De Taalschat

We gaan de kinderen helpen met het verwoorden van hun gedachten. Dit doen we door gebruik te maken van ‘Denkstimulerende Gespreksmethodieken’, kortweg DGM. Met de DGM leren kinderen op een steeds hoger niveau denkwerk te verrichten, waardoor het zijn waarnemingen en ervaringen beter kan ordenen en de wereld om hem heen beter kan begrijpen. Als middel om denkprocessen te ontwikkelen wordt taal gebruikt. Dit heet taal-denken, dus kunnen verwoorden wat je denkt.

Bij de Taalschat is er sprake van een opbouw; van makkelijk naar moeilijk. Er zijn vier denkniveaus. Niveau 1 is makkelijk (concreet) en niveau 4 is moeilijk (abstract). Hieronder een aantal voorbeelden. In de vraagstelling kun je al zien dat hier een opbouw in moeilijkheid in zit.

Niveau 1: Benoemen.

  • Zoek hetzelfde plaatje.
  • Is dit een hond of een poes?
  • Wijs de kip aan.

Niveau 2: Delen van, categorieën, ordenen.

  • Wat gebeurt er?
  • Welke kleur/vorm heeft deze?
  • Waar is dit voor?

 Niveau 3: Herordenen, voorspellen.

  • Wat zal er hierna gaan gebeuren?
  • Hoe zou hij het ook kunnen doen?
  • Hoe voelt hij zich?

Niveau 4: Problemen oplossen en beredeneren.

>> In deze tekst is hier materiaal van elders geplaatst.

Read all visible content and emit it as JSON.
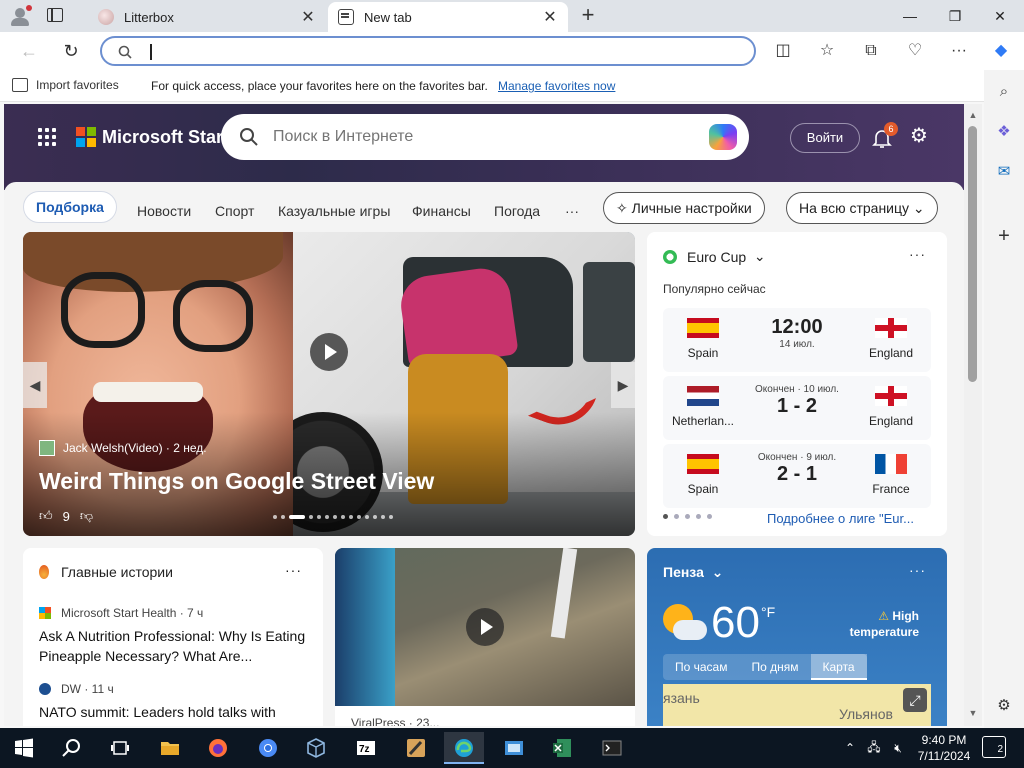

  • Wat zal er gebeuren als …?
  • Wat zou je doen als …?
  • Hoe weet je dat?
  • Als jij … was, wat zou jij dan doen?

 Om bovenstaande in kaart te brengen, nemen we een beginonderzoek af. We kunnen dan zien hoe uw zoon/dochter scoort. Blijkt uit het onderzoek dat uw zoon/dochter bovenstaande vaardigheden nog lastig vindt? Dan komt hij/zij in aanmerking voor het groepsprogramma van de Taalschat.